I wanted to turn it off when it came to the attempted-suicide scene. My mom apparently forgot about that scene. A young woman is seeking attention by claiming she’s going to kill herself because she’s depressed. So her boyfriend tells her to put up or shut up. And she actually goes through with it, slitting her wrist with a razor. We spend an uncomfortable amount of time with the character as she slowly bleeds out and begs her boyfriend to stop her. He eventually takes pity on her and tosses her a set of car keys, telling her that she can drive herself to get help. He’s not going to save her, but at least she has a fighting chance to save herself. Somehow I kept going.
There were a few other parts I was surprised that my mom was okay with me watching.
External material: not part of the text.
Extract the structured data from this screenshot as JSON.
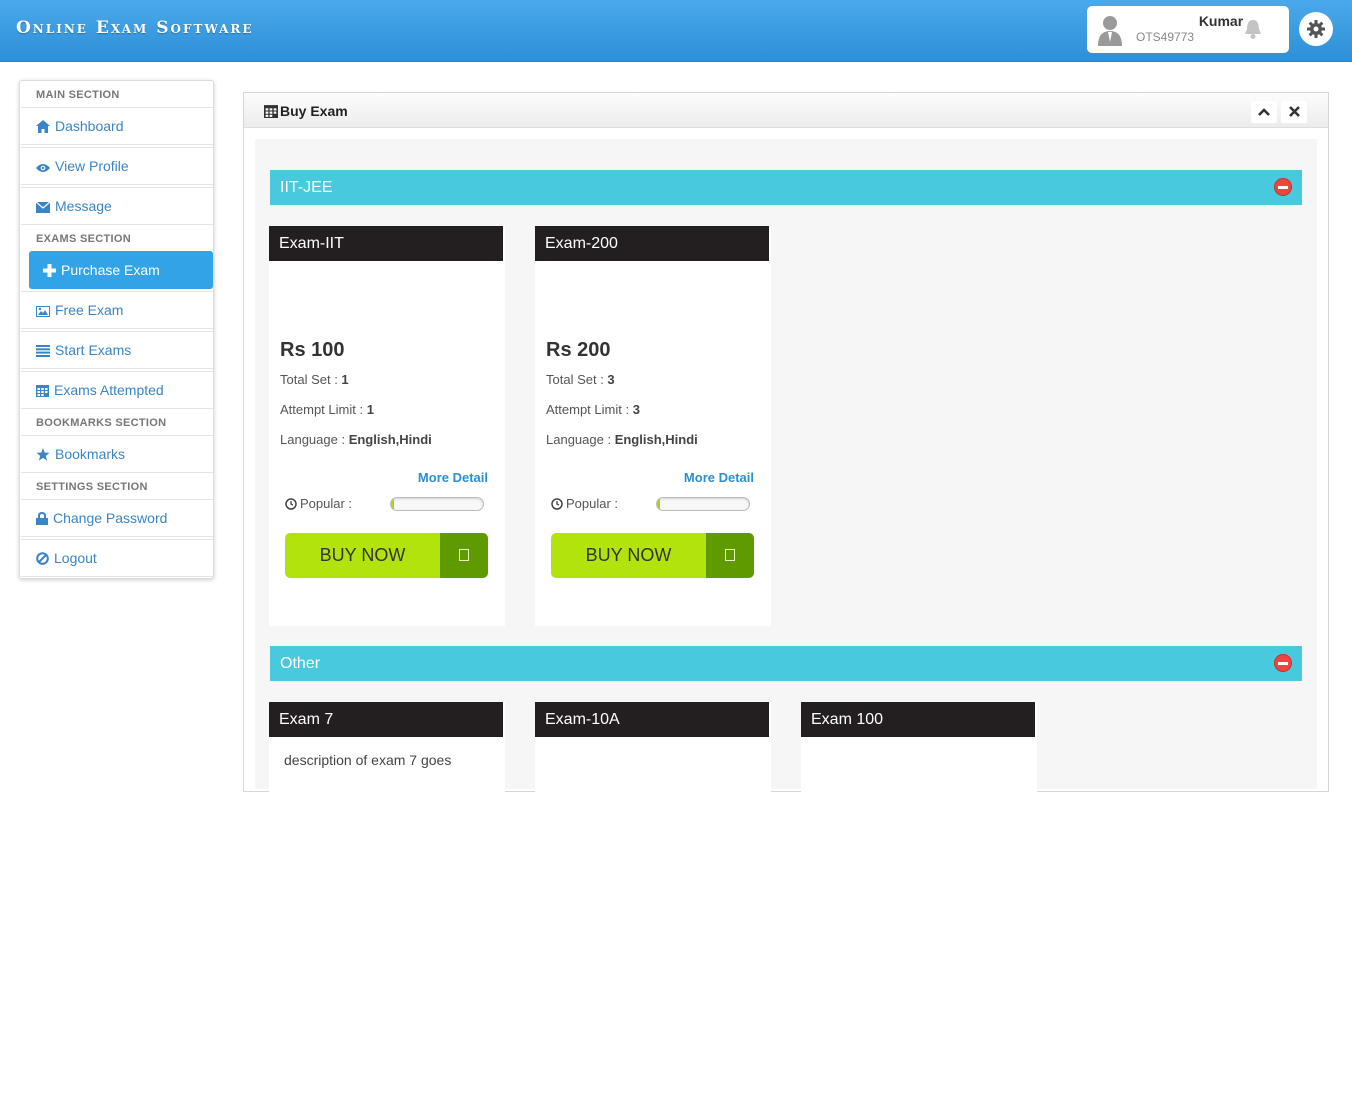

But when I reached the end of the film, I understood why she had been okay with letting me watch it. My mom felt at least partly vindicated when that part finally came because I had to admit it was amazing. The only scene besides the ending that stuck with me all these years is the one with the attempted suicide. You don’t forget something like that. But when I went back and rewatched the film recently, it was a mostly unfamiliar experience. Nothing else in the film is all that memorable. I can usually remember all sorts of things about films after I watch them, but even right after seeing The Mechanic, I struggle to recall anything specific in it. It just feels like it should be called 1970s: The Movie.
I can’t fault my mom at all for allowing me to watch this movie when I wasn’t really ready for its odd adult themes. I can empathize because seriously, this ending is so good. Before you watch it, here’s some context. Charles Bronson takes in a young Jan-Michael Vincent as his apprentice after murdering his father. Bronson is a trained killer who methodically murders his victims at the behest of a shadowy organization. Unfortunately, Vincent is tasked with murdering Bronson while they’re on a mission in Naples, and this is the result.
Man, that packs a punch. It feels both like it comes out of nowhere and like it’s the natural resolution to the story. Vincent studies Bronson, seeking a weakness to exploit – and he finds it. But it turns out that Bronson was prepared for that eventuality and so from beyond the grave he manages to pull off one last hit on his apprentice. It’s rather poetic for two expert assassins to go down as victims of each other. They were so good that no one else could do the job.
I’m not sure if that ending makes up for the rest of the film, which is so-so at best. But the one thing I do know is that there’s nothing else in the movie worth remembering. The movie sticks the landing so well with its final moments that it’s completely understandable why one may not remember anything leading up to it.
This is the Deja Reviewer bidding you farewell until we meet again.